Latin American venture capital and growth investments through 2018 had averaged less than $2 billion per year. With quality growth companies starved for capital, the few investors active in the region were making a killing. For instance, having invested in its Latin American franchise throughout different cycles, General Atlantic has an IRRs (internal rate of return) exceeding 50% from those vintages.
As a banker covering technology, I thought there was an opportunity to invest in the region and decided to quit my job at J.P. Morgan and give it a shot. When I called my former boss Nicolas Aguzin to thank him for his support, he said he’d introduce me to Marcelo Claure at SoftBank. By March 2019, we had launched SoftBank in Latin America with an initial commitment of $2 billion, which was worth more than the entire industry at the time.
Great companies like Nubank, Inter, Gympass, Quinto Andar and several others were in their early innings at the time, but the market dislocation did not last long. Latin America became the fastest-growing VC region globally, and the market expanded to $16 billion in 2021. In 2020, I founded a new growth fund to fill the funding gap in the region, giving me the opportunity to see how startups from recent vintages fared in a scenario of bonanza.

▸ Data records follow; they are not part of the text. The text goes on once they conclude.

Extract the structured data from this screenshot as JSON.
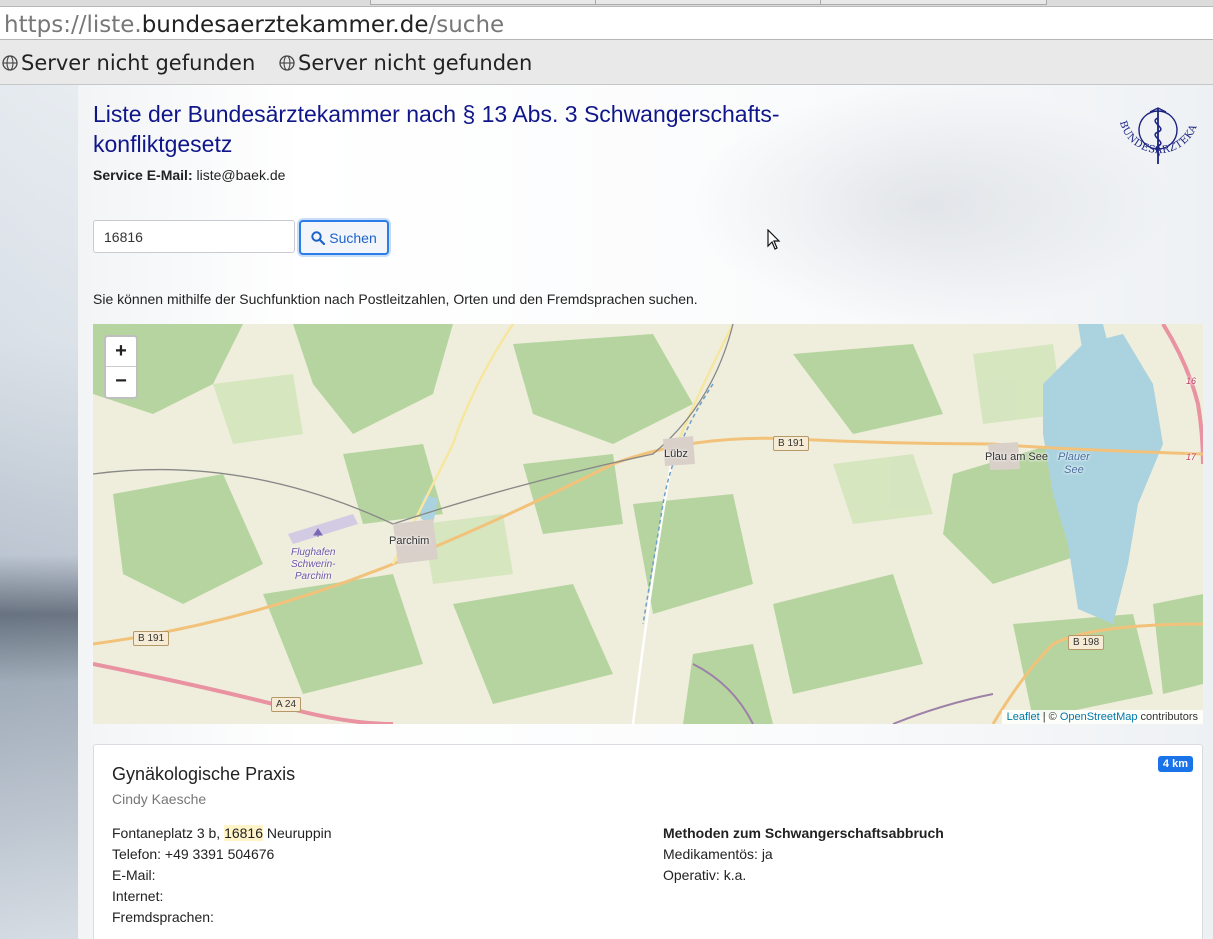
{
  "browser": {
    "url_prefix": "https://liste.",
    "url_host": "bundesaerztekammer.de",
    "url_path": "/suche",
    "bookmarks": [
      {
        "icon": "globe-icon",
        "label": "Server nicht gefunden"
      },
      {
        "icon": "globe-icon",
        "label": "Server nicht gefunden"
      }
    ]
  },
  "header": {
    "title": "Liste der Bundesärztekammer nach § 13 Abs. 3 Schwangerschafts-konfliktgesetz",
    "service_label": "Service E-Mail:",
    "service_email": "liste@baek.de",
    "logo_text": "BUNDESÄRZTEKAMMER"
  },
  "search": {
    "value": "16816",
    "button_label": "Suchen",
    "hint": "Sie können mithilfe der Suchfunktion nach Postleitzahlen, Orten und den Fremdsprachen suchen."
  },
  "map": {
    "zoom_in": "+",
    "zoom_out": "−",
    "places": [
      "Lübz",
      "Plau am See",
      "Parchim"
    ],
    "water": [
      "Plauer",
      "See"
    ],
    "airport": [
      "Flughafen",
      "Schwerin-",
      "Parchim"
    ],
    "roads": [
      "B 191",
      "B 191",
      "B 198",
      "A 24",
      "16",
      "17"
    ],
    "attribution": {
      "leaflet": "Leaflet",
      "sep": " | © ",
      "osm": "OpenStreetMap",
      "suffix": " contributors"
    }
  },
  "result": {
    "distance": "4 km",
    "name": "Gynäkologische Praxis",
    "person": "Cindy Kaesche",
    "address_street": "Fontaneplatz 3 b, ",
    "address_zip": "16816",
    "address_city": " Neuruppin",
    "phone": "Telefon: +49 3391 504676",
    "email_label": "E-Mail:",
    "internet_label": "Internet:",
    "languages_label": "Fremdsprachen:",
    "methods_title": "Methoden zum Schwangerschaftsabbruch",
    "method_medical": "Medikamentös: ja",
    "method_surgical": "Operativ: k.a."
  }
}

Fast-forward to today, late-stage funding in Latin America has been heavily impacted — volumes declined 93% in the third quarter of 2022 from a year earlier. Our assumption is that, going forward, the region will suffer more than other markets for its lack of available local growth capital.
The chart below shows that of the 290 investors focused on late-stage rounds in 2021, only three were active in the third quarter of 2022. Moreover, just 24% of those investors in 2021 were local, the majority of which were non-dedicated growth capital and included a high number of individuals, hedge funds and family offices.

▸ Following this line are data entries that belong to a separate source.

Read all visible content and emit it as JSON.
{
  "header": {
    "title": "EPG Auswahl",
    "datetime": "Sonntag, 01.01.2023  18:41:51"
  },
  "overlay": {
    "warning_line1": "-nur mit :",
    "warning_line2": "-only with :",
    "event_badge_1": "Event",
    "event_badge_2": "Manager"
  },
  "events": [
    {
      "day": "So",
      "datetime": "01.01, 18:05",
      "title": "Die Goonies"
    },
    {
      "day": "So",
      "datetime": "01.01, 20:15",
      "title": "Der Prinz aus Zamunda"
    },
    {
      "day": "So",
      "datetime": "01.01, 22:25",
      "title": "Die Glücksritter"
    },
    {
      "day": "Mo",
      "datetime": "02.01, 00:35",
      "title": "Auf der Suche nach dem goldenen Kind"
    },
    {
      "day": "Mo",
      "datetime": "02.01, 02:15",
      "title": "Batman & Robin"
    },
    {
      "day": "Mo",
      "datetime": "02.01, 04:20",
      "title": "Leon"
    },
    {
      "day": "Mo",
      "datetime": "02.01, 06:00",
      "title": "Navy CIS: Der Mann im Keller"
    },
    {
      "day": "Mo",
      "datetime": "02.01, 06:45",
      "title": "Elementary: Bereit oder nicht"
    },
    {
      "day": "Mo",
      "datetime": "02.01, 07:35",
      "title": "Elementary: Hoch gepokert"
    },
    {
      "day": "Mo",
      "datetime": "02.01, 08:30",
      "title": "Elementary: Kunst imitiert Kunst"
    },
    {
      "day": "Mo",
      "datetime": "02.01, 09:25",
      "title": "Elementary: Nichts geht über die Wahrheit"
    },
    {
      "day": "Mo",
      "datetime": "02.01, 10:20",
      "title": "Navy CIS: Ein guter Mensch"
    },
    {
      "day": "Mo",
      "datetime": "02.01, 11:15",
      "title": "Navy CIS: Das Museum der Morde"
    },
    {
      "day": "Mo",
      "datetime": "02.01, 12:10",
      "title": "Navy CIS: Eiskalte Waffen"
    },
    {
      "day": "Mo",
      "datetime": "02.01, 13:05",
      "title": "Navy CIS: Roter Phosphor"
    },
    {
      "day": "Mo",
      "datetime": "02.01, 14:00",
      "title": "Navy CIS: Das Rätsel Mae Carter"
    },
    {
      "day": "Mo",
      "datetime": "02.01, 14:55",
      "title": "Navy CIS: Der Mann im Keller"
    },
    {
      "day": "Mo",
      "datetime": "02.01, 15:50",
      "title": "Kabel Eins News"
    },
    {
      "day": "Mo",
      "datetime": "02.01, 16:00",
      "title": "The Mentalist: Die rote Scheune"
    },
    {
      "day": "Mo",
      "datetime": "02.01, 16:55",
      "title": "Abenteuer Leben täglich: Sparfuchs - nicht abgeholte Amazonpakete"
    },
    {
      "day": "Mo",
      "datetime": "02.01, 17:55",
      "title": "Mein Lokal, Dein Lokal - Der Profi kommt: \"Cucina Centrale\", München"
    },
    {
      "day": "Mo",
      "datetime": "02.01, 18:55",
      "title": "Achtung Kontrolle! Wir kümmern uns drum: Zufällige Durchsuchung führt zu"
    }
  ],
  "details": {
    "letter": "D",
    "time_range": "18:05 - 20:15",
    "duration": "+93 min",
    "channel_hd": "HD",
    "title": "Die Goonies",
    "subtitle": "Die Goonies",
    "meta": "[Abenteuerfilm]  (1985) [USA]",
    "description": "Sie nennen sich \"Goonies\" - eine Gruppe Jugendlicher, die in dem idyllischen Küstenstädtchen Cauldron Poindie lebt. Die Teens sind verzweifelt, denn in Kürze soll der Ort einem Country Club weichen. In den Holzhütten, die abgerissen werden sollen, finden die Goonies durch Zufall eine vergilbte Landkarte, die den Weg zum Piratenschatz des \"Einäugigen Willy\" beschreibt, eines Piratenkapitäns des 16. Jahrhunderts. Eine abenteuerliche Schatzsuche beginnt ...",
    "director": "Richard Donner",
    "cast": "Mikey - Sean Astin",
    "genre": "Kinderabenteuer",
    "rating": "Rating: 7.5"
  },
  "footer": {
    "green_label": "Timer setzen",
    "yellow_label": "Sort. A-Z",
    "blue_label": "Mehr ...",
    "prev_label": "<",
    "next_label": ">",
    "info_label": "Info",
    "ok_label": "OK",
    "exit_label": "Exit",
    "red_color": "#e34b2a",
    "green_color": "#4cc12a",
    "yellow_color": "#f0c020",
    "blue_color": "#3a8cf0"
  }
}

By solving local issues, startups will build pricing power, which should allow them to thrive.
Early-stage funding has remained relatively active so far this year, and many good companies are raising early rounds, expecting to come to market in 2023. But over 200 late-stage Latin American companies are holding back as much as they can before trying to raise additional capital. Foreign capital will only cover a portion of these funding needs.
I started my career in private equity in 2002, but my first job at J.P. Morgan was simple: writing portfolio reviews and helping unwind a large portfolio of internet companies that had had their share of glory, but were mostly failures by then. What I’ve learned from those days about how some companies thrived while most have failed is part of what we share with our portfolio companies today.
Here are a few takeaways:
Milk every dollar, save every penny
Below are a couple examples how companies did all they could to stay afloat, and eventually, thrive:
In 2001, MercadoLibre employed a freemium strategy to gain market share in the highly competitive Latin American online auction market. Users could sell their products on the platform at no cost, which of course boosted GMV growth. By 2003, that was gone and the company quickly introduced fees accross its markets.